You have not provided enough detail for anyone to answer here, I don' think. It sounds like you say $dateDiff should be different for two different iterations of your while loop, but we don't even know how your while loop is defined, or what values you have for $a1["created"]. You say the value should be different, but you provide no detail about why they should be different.

    crawdidly // 1 day = 24 hours
    // 24 * 60 * 60 = 86400 seconds
    $dateDiff = ceil(abs($diff/86400));

    Protip: not all days are 86400 seconds long.

    This by itself is a red flag. It says "I'm trying to reimplement my own date-handling arithmetic" which is a bad sign when date/time libraries are already provided. PHP has things like the DateInterval class (which can be used to represent the difference between two DateTime objects). Are you trying to compare two different ways of doing something?

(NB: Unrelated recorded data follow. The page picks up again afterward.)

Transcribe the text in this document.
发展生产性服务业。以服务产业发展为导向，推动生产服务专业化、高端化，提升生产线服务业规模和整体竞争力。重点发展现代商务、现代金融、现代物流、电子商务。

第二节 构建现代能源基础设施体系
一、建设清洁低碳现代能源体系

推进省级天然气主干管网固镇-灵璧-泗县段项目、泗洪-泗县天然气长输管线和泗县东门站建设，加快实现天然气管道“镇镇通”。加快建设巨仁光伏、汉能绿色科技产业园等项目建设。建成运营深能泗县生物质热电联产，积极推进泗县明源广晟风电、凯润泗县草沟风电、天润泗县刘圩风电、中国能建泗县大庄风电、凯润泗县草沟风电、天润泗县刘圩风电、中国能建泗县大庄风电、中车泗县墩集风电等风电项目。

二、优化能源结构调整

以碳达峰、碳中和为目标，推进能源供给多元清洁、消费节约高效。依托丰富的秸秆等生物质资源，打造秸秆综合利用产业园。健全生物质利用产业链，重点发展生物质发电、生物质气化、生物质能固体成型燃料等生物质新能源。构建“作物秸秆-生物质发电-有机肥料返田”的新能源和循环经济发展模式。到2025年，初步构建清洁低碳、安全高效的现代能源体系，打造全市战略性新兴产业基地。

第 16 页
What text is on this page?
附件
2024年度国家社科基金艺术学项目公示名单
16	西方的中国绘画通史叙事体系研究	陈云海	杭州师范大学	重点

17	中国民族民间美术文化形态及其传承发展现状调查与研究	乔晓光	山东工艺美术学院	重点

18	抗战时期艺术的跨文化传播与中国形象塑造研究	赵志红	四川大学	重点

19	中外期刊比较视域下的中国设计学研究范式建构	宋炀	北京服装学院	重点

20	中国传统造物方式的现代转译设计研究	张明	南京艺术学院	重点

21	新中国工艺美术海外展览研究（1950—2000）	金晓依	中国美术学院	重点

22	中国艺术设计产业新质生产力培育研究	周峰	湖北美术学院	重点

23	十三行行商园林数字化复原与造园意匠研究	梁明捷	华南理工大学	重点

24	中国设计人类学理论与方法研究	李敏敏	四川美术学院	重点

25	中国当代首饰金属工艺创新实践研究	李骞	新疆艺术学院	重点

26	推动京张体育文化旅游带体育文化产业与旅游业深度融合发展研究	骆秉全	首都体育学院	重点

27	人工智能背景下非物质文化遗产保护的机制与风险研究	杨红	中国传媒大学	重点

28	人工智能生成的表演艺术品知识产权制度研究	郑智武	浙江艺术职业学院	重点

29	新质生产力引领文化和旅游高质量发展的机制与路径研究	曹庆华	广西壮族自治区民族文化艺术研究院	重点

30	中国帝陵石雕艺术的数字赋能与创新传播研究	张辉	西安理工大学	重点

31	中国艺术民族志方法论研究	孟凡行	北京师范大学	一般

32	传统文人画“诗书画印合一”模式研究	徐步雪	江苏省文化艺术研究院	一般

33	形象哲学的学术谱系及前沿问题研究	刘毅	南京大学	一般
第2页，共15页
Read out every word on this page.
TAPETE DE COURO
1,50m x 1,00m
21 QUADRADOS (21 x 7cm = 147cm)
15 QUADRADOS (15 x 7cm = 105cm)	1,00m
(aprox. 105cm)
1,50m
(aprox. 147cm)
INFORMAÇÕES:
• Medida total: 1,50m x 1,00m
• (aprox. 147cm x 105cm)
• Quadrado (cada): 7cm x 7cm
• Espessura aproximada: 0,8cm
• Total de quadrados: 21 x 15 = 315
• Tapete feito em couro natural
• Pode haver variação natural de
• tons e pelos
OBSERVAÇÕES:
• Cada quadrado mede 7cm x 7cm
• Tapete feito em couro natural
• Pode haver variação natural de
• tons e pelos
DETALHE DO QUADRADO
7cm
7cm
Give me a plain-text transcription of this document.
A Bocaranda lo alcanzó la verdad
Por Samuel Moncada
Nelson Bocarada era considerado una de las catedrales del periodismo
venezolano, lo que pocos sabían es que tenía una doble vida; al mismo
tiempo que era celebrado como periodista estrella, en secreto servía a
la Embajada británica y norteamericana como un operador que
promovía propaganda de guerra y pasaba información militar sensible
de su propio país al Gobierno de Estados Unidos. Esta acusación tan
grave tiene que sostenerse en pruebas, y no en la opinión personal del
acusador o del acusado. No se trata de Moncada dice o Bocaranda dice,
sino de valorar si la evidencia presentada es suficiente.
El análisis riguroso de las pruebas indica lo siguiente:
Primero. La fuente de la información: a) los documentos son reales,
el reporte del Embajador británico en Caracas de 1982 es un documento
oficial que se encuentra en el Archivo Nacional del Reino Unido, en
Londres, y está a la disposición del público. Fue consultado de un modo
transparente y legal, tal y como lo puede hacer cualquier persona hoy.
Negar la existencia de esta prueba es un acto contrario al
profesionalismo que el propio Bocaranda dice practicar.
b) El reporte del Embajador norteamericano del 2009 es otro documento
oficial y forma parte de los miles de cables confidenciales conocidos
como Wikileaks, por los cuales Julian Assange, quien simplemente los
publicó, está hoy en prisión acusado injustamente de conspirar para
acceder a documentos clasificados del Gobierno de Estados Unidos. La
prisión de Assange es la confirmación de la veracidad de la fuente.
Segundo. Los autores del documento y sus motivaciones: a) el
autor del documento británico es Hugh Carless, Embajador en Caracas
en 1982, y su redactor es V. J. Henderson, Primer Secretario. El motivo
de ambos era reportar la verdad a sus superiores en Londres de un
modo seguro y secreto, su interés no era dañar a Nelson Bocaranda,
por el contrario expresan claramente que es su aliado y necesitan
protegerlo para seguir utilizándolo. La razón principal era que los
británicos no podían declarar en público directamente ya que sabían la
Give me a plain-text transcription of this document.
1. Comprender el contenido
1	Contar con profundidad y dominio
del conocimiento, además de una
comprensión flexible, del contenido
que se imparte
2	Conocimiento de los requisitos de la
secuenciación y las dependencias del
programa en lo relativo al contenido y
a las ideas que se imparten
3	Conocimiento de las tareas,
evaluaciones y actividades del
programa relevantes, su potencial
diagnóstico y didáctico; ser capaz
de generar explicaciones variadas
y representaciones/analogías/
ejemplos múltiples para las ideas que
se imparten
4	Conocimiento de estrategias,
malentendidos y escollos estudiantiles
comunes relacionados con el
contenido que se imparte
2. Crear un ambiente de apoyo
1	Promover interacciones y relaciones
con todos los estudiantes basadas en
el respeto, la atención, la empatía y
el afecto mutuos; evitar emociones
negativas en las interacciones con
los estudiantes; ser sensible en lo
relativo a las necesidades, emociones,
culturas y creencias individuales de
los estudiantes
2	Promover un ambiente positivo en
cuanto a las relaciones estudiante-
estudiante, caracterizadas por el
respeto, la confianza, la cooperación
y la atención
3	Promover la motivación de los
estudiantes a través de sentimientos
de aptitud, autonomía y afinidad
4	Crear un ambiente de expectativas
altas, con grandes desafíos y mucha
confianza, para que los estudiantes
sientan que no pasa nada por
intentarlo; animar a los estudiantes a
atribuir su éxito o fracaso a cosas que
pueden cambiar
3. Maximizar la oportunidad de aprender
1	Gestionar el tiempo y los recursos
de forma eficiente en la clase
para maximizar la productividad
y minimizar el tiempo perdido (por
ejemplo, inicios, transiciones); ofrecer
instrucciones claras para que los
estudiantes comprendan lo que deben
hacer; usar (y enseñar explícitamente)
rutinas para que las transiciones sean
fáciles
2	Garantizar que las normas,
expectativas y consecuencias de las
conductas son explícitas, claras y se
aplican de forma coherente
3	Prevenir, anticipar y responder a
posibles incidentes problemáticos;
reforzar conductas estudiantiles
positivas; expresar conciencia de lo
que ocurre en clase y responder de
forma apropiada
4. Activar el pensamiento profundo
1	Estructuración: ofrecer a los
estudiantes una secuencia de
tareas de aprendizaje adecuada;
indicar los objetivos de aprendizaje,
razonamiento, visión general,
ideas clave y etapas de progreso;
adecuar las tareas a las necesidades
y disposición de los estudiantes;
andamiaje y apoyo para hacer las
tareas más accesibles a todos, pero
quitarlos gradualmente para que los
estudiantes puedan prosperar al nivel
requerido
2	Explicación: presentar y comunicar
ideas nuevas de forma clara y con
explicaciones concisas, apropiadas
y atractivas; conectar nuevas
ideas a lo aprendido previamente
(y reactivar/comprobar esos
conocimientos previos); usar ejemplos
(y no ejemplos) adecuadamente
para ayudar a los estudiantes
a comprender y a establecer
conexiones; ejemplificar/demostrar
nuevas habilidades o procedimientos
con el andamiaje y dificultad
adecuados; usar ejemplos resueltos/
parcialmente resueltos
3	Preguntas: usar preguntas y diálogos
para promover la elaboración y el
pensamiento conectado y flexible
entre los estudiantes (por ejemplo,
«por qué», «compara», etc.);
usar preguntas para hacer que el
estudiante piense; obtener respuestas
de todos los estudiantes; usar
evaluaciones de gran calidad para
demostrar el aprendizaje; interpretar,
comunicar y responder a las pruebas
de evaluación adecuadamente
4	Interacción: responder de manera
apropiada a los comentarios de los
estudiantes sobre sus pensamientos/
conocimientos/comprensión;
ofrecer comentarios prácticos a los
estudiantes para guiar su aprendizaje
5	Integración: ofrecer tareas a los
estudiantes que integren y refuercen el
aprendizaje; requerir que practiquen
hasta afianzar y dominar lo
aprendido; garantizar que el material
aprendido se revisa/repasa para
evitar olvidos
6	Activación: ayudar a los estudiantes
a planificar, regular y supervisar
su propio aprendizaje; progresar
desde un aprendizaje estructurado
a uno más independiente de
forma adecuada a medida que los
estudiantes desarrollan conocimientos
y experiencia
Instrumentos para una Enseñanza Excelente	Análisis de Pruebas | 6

    Since we don't know what $a1['created'] contains we've got no idea what $start_date should be, nor $diff nor what it has to do with a 30-day interval; and especially no idea why any of that should be changing in whatever loop this is part of (since that isn't given either).

    What we see:

    1. You get a date in some form from $a1['created'] (the "start date")
    2. You get today's date (the "end date")
    3. You subtract the end date from the start date (the result will be negative unless the start date is after the end date)
    4. Ah, that's why the abs() is there; "throw stuff at the wall until something sticks". Divide that by 86400 and round up and hope that gives the right number of days
    5. Create a DateTime object from $a1 again
    6. Add thirty days. Why thirty? I don't know. How does this relate to the day calculation in step 4? I don't know.
    7. If the number from step 4 is less than 30, print it and the date from step 6 in month-day-year format.

    So ... what does all that achieve and what is it supposed to achieve?

      I had a variable named wrong, I must have looked at it 30 times.